Regardless of how the azzuri do in France this summer, it's clear that Antonio Conte will join Chelsea with a history of success for a manager who is still only in his mid-40s. Even with some residual reputational baggage hanging over him from the ten-month ban he received during his time as coach of Siena (he was charged with failing to report a match-fixing attempt - which he strenously denied), the Premier League is a vastly different place to Serie A. That may not be a concern to Conte from a physical point of view, but it will inevitably inform his tactical outlook, and obviously the choice of players he might ask Marina Granovskaia and Michael Emenalo to deliver (though he shouldn't hold his breath if the experience - and latterly barely concealed frustration - of Mourinho last summer is anything to go by).
Ultimately it will be Roman Abramovich himself who will have to accept that no matter Conte's history, the 2016-17 season will be a relatively fallow one, especially without any European involvement (unless a Europa League comes unexpectedly good in the next month). Abramovich might, to some degree, shoulder some blame for Chelsea's state this season (though given his remarkable benevolence and genuine enthusiasm - take note, R. Lerner... - it would be hard to go further than that), as he appointed Granovskaia and Emenalo to their posts as, respectively, executive in charge of player acquisitions and technical director. These appointments have led to the ridiculous state of affairs of more than 30 players out on loan and the abysmal transfer deadline day grab of soon-to-be-forgotten players last September.
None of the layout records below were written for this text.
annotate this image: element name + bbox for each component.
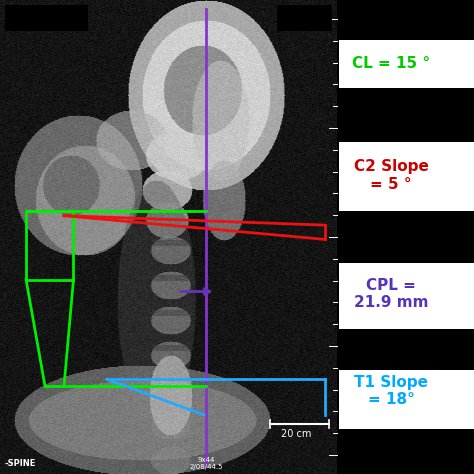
Text: 9x44
2/08/44.5: 9x44 2/08/44.5 [190, 457, 223, 470]
Text: 20 cm: 20 cm [281, 428, 311, 439]
Bar [339, 263, 474, 329]
Text: C2 Slope
= 5 °: C2 Slope = 5 ° [354, 159, 428, 191]
Text: CL = 15 °: CL = 15 ° [352, 56, 430, 72]
Text: T1 Slope
= 18°: T1 Slope = 18° [354, 375, 428, 407]
Bar [339, 142, 474, 211]
Bar [277, 5, 332, 31]
Bar [339, 370, 474, 429]
Bar [5, 5, 88, 31]
Bar [339, 40, 474, 88]
Text: -SPINE: -SPINE [5, 459, 36, 468]
Text: CPL =
21.9 mm: CPL = 21.9 mm [354, 278, 428, 310]
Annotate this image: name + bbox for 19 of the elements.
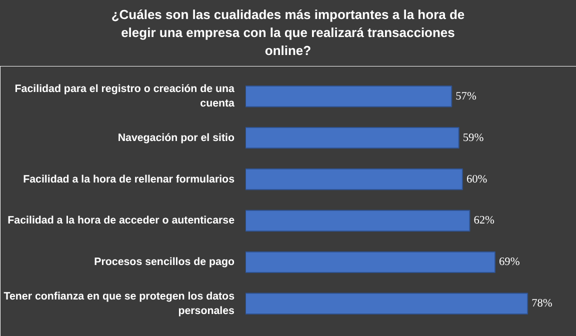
bar bbox=[246, 210, 470, 232]
bar bbox=[246, 86, 452, 108]
data-label: 59% bbox=[462, 132, 484, 144]
bar bbox=[246, 168, 463, 190]
y-tick-label: Facilidad para el registro o creación de una cuenta bbox=[14, 83, 235, 110]
data-label: 69% bbox=[499, 256, 520, 268]
y-tick-label: Navegación por el sitio bbox=[118, 132, 235, 144]
y-tick-label: Procesos sencillos de pago bbox=[94, 256, 235, 268]
chart-title: ¿Cuáles son las cualidades más importantes a la hora de elegir una empresa con la que realizará transacciones online? bbox=[111, 6, 465, 60]
bar bbox=[246, 292, 528, 314]
data-label: 57% bbox=[456, 90, 477, 102]
data-label: 60% bbox=[466, 173, 488, 186]
bar bbox=[246, 251, 496, 274]
bar bbox=[246, 126, 460, 149]
data-label: 62% bbox=[474, 214, 496, 227]
y-tick-label: Tener confianza en que se protegen los datos personales bbox=[4, 290, 235, 317]
y-tick-label: Facilidad a la hora de acceder o autenticarse bbox=[8, 214, 235, 227]
y-tick-label: Facilidad a la hora de rellenar formularios bbox=[23, 173, 235, 186]
data-label: 78% bbox=[532, 298, 553, 310]
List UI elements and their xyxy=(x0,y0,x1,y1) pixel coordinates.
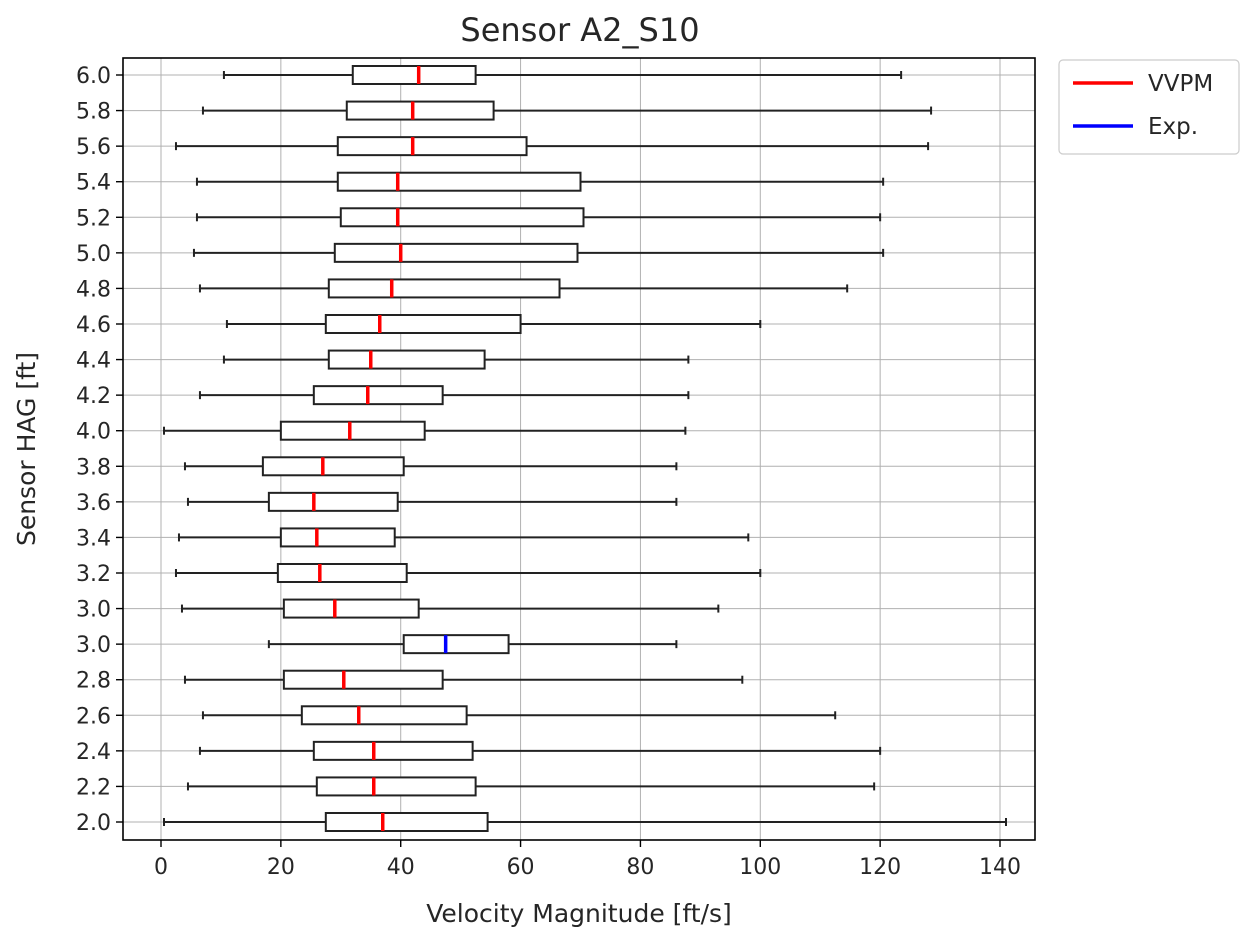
box-iqr xyxy=(312,740,474,761)
box-iqr xyxy=(267,491,399,512)
box-iqr xyxy=(276,563,408,583)
box-iqr xyxy=(327,349,486,370)
y-tick-label: 2.2 xyxy=(76,775,111,800)
box-iqr xyxy=(279,420,426,441)
box-group xyxy=(225,314,762,334)
x-tick-label: 120 xyxy=(859,855,901,880)
y-tick-label: 4.4 xyxy=(76,349,111,374)
y-tick-label: 3.8 xyxy=(76,455,111,480)
box-iqr xyxy=(300,705,468,726)
box-group xyxy=(222,349,690,370)
box-group xyxy=(198,385,690,406)
box-iqr xyxy=(282,669,444,690)
x-axis: 0 20 40 60 80 100 120 140 xyxy=(154,840,1021,880)
box-group xyxy=(162,812,1007,832)
box-iqr xyxy=(333,242,579,263)
x-tick-label: 100 xyxy=(739,855,781,880)
y-axis: 6.0 5.8 5.6 5.4 5.2 5.0 4.8 4.6 4.4 4.2 4.0 3.8 3.6 3… xyxy=(76,64,123,836)
y-tick-label: 2.8 xyxy=(76,669,111,694)
box-iqr xyxy=(402,634,510,655)
box-group xyxy=(186,776,876,797)
legend-label-exp: Exp. xyxy=(1148,114,1198,140)
y-tick-label: 2.4 xyxy=(76,740,111,765)
box-group xyxy=(186,491,678,512)
box-group xyxy=(183,456,678,477)
x-tick-label: 80 xyxy=(626,855,654,880)
legend: VVPM Exp. xyxy=(1058,59,1240,155)
y-tick-label: 3.0 xyxy=(76,633,111,658)
y-tick-label: 2.0 xyxy=(76,811,111,836)
chart-title: Sensor A2_S10 xyxy=(460,11,699,49)
box-iqr xyxy=(327,278,561,299)
x-tick-label: 140 xyxy=(979,855,1021,880)
box-iqr xyxy=(315,776,477,797)
box-iqr xyxy=(282,598,420,619)
box-iqr xyxy=(261,456,405,477)
box-group xyxy=(183,669,744,690)
y-tick-label: 5.4 xyxy=(76,171,111,196)
box-iqr xyxy=(351,65,477,85)
y-tick-label: 3.2 xyxy=(76,562,111,587)
box-group xyxy=(222,65,903,85)
box-iqr xyxy=(336,136,528,157)
box-group xyxy=(201,100,933,121)
y-tick-label: 5.6 xyxy=(76,135,111,160)
box-group xyxy=(180,598,720,619)
x-axis-label: Velocity Magnitude [ft/s] xyxy=(426,899,732,928)
y-tick-label: 6.0 xyxy=(76,64,111,89)
y-tick-label: 4.0 xyxy=(76,420,111,445)
y-tick-label: 5.2 xyxy=(76,206,111,231)
x-tick-label: 0 xyxy=(154,855,168,880)
box-group xyxy=(177,527,750,548)
box-group xyxy=(198,740,882,761)
plot-frame xyxy=(122,57,1036,841)
y-tick-label: 3.0 xyxy=(76,598,111,623)
y-axis-label: Sensor HAG [ft] xyxy=(12,352,41,546)
box-iqr xyxy=(312,385,444,406)
box-group xyxy=(174,563,762,583)
box-group xyxy=(192,242,885,263)
y-tick-label: 3.4 xyxy=(76,526,111,551)
y-tick-label: 5.0 xyxy=(76,242,111,267)
y-tick-label: 4.8 xyxy=(76,277,111,302)
box-iqr xyxy=(279,527,396,548)
y-tick-label: 4.6 xyxy=(76,313,111,338)
box-iqr xyxy=(324,812,489,832)
box-group xyxy=(195,171,885,192)
x-tick-label: 20 xyxy=(267,855,295,880)
box-group xyxy=(195,207,882,228)
box-group xyxy=(174,136,930,157)
box-iqr xyxy=(339,207,585,228)
x-tick-label: 60 xyxy=(507,855,535,880)
y-tick-label: 3.6 xyxy=(76,491,111,516)
box-group xyxy=(162,420,687,441)
y-tick-label: 5.8 xyxy=(76,100,111,125)
box-iqr xyxy=(324,314,522,334)
box-iqr xyxy=(336,171,582,192)
box-group xyxy=(267,634,678,655)
box-group xyxy=(198,278,849,299)
y-tick-label: 4.2 xyxy=(76,384,111,409)
boxes-layer xyxy=(162,65,1007,832)
legend-label-vvpm: VVPM xyxy=(1148,71,1213,97)
box-iqr xyxy=(345,100,495,121)
x-tick-label: 40 xyxy=(387,855,415,880)
box-group xyxy=(201,705,837,726)
y-tick-label: 2.6 xyxy=(76,704,111,729)
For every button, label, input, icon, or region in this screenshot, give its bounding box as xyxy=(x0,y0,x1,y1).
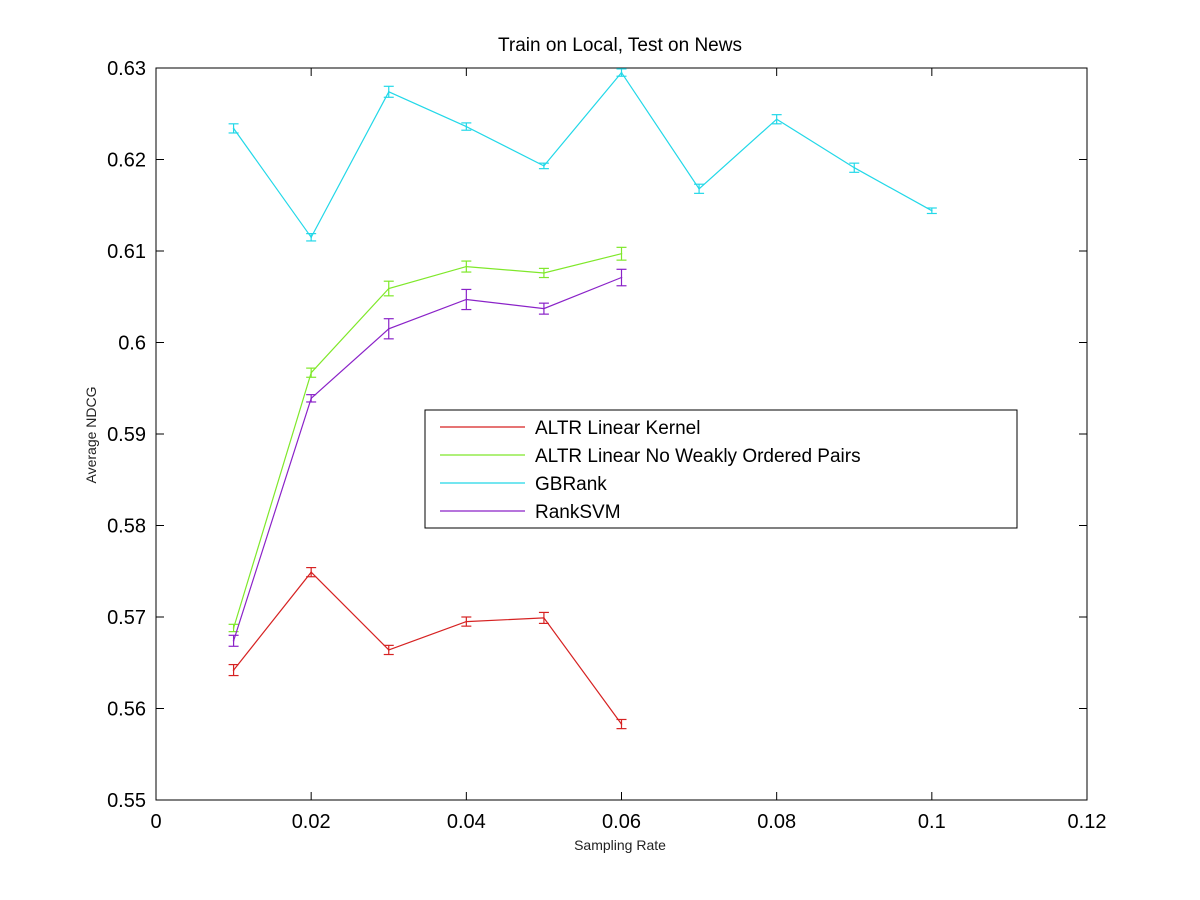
data-point xyxy=(620,276,623,279)
series-layer xyxy=(228,68,937,730)
x-tick-label: 0.12 xyxy=(1068,811,1107,833)
data-point xyxy=(232,669,235,671)
x-tick-label: 0.08 xyxy=(757,811,796,833)
legend-entry: ALTR Linear No Weakly Ordered Pairs xyxy=(535,446,861,467)
series-line-ranksvm xyxy=(233,276,622,641)
data-point xyxy=(853,166,856,169)
x-axis-label: Sampling Rate xyxy=(574,837,666,853)
data-point xyxy=(543,165,545,167)
chart-title: Train on Local, Test on News xyxy=(498,35,742,56)
series-line-gbrank xyxy=(233,71,933,239)
data-point xyxy=(620,723,623,725)
series-altr-linear-kernel xyxy=(228,566,627,730)
y-tick-label: 0.58 xyxy=(107,516,146,538)
y-tick-label: 0.59 xyxy=(107,424,146,446)
data-point xyxy=(465,125,468,128)
data-point xyxy=(232,639,235,642)
data-point xyxy=(543,272,545,274)
data-point xyxy=(465,620,468,623)
data-point xyxy=(310,236,312,239)
x-tick-label: 0 xyxy=(150,811,161,833)
x-tick-label: 0.1 xyxy=(918,811,946,833)
y-tick-label: 0.62 xyxy=(107,150,146,172)
data-point xyxy=(387,327,390,330)
data-point xyxy=(310,571,312,573)
y-tick-label: 0.57 xyxy=(107,607,146,629)
data-point xyxy=(232,127,235,130)
y-tick-label: 0.6 xyxy=(118,333,146,355)
x-tick-label: 0.06 xyxy=(602,811,641,833)
legend-entry: ALTR Linear Kernel xyxy=(535,418,700,439)
data-point xyxy=(465,265,468,268)
legend: ALTR Linear Kernel ALTR Linear No Weakly … xyxy=(424,409,1018,529)
data-point xyxy=(620,71,623,74)
y-axis: 0.55 0.56 0.57 0.58 0.59 0.6 0.61 0.62 0.63 xyxy=(107,58,1087,812)
data-point xyxy=(310,397,312,400)
y-tick-label: 0.55 xyxy=(107,790,146,812)
data-point xyxy=(387,287,390,290)
x-tick-label: 0.02 xyxy=(292,811,331,833)
legend-entry: RankSVM xyxy=(535,502,621,523)
series-altr-linear-no-weakly-ordered-pairs xyxy=(228,246,627,633)
data-point xyxy=(387,649,390,651)
series-line-altr-linear-no-weakly-ordered-pairs xyxy=(233,253,622,629)
x-tick-label: 0.04 xyxy=(447,811,486,833)
x-axis: 0 0.02 0.04 0.06 0.08 0.1 0.12 xyxy=(150,68,1106,833)
data-point xyxy=(310,371,312,374)
data-point xyxy=(698,187,700,190)
y-axis-label: Average NDCG xyxy=(83,386,99,483)
data-point xyxy=(931,209,933,212)
data-point xyxy=(465,298,468,301)
series-line-altr-linear-kernel xyxy=(233,571,622,725)
data-point xyxy=(543,617,545,619)
data-point xyxy=(620,252,623,255)
data-point xyxy=(543,307,545,310)
legend-box xyxy=(424,409,1018,529)
data-point xyxy=(387,90,390,93)
data-point xyxy=(775,118,778,121)
y-tick-label: 0.56 xyxy=(107,699,146,721)
data-point xyxy=(232,627,235,629)
y-tick-label: 0.61 xyxy=(107,241,146,263)
series-ranksvm xyxy=(228,268,627,647)
y-tick-label: 0.63 xyxy=(107,58,146,80)
legend-entry: GBRank xyxy=(535,474,607,495)
series-gbrank xyxy=(228,68,937,242)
Conte will have to deal with that haphazard mechanism above and aside him. He might ask for Pogba, just as Mourinho did, but it will be a wonder if such a player can be lured to a club which is hardly one of Europe's giants (even if it thinks it is) and most probably will only be focused next season on domestic honours.
One thing, however, is certain about Conte joining Chelsea: the club has benefitted immensely from its recent history of Italians. Even now I can't believe that the Chelsea of 1996 was able to sign the gentlemanly Luca Vialli, soon after he lifted the European Cup as Juventus captain; and I still revel in every twist and turn that I saw Gianfranco Zola put in during his mesmerising spell at the club.
Italy and everything Italian suddenly became cool again in London (as it had been in the Mod era of the 60s). Not that long after Italia 90, the arrivals of these Italians, and those who'd played in Italy like Ruud Gullitt, may have come towards the end of their playing carreers, but to this Chelsea fan and committed Italianophile, they marked the end of a period of moribundity at the Bridge. All of a sudden, a club that had history but little to show for it, had panache and style, on the pitch and off. Even Roberto di Matteo's restaurant, La Perla, was an exquisite dining experience.
Conte will become the fifth Italian to manage Chelsea, and the sixth to have managed in Italy, if you include Mourinho's spell at Inter. The expectation for success will come from Abramovich alone: his acquisition of Chelsea in 2003 was, it is believed, in order to create an English version of AC Milan, complete with Andrei Schevchenko and a rumoured attempt then to lure Carlo Ancelotti away from the San Siro. That he eventually did, with the arch-eyebrowed one winning the Premier League title, the FA Cup and the Community Shield in his first season in charge, 2009-2010. Vialli became player-manager, winning the FA Cup, League Cup, UEFA Cup Winners Cup and UEFA Super Cup, while di Matteo 'just' won the Champions League. And Claudio Ranieri? I believe he is now at a club called Leicester City.
Benvenuti, Antonio, e buona fortuna.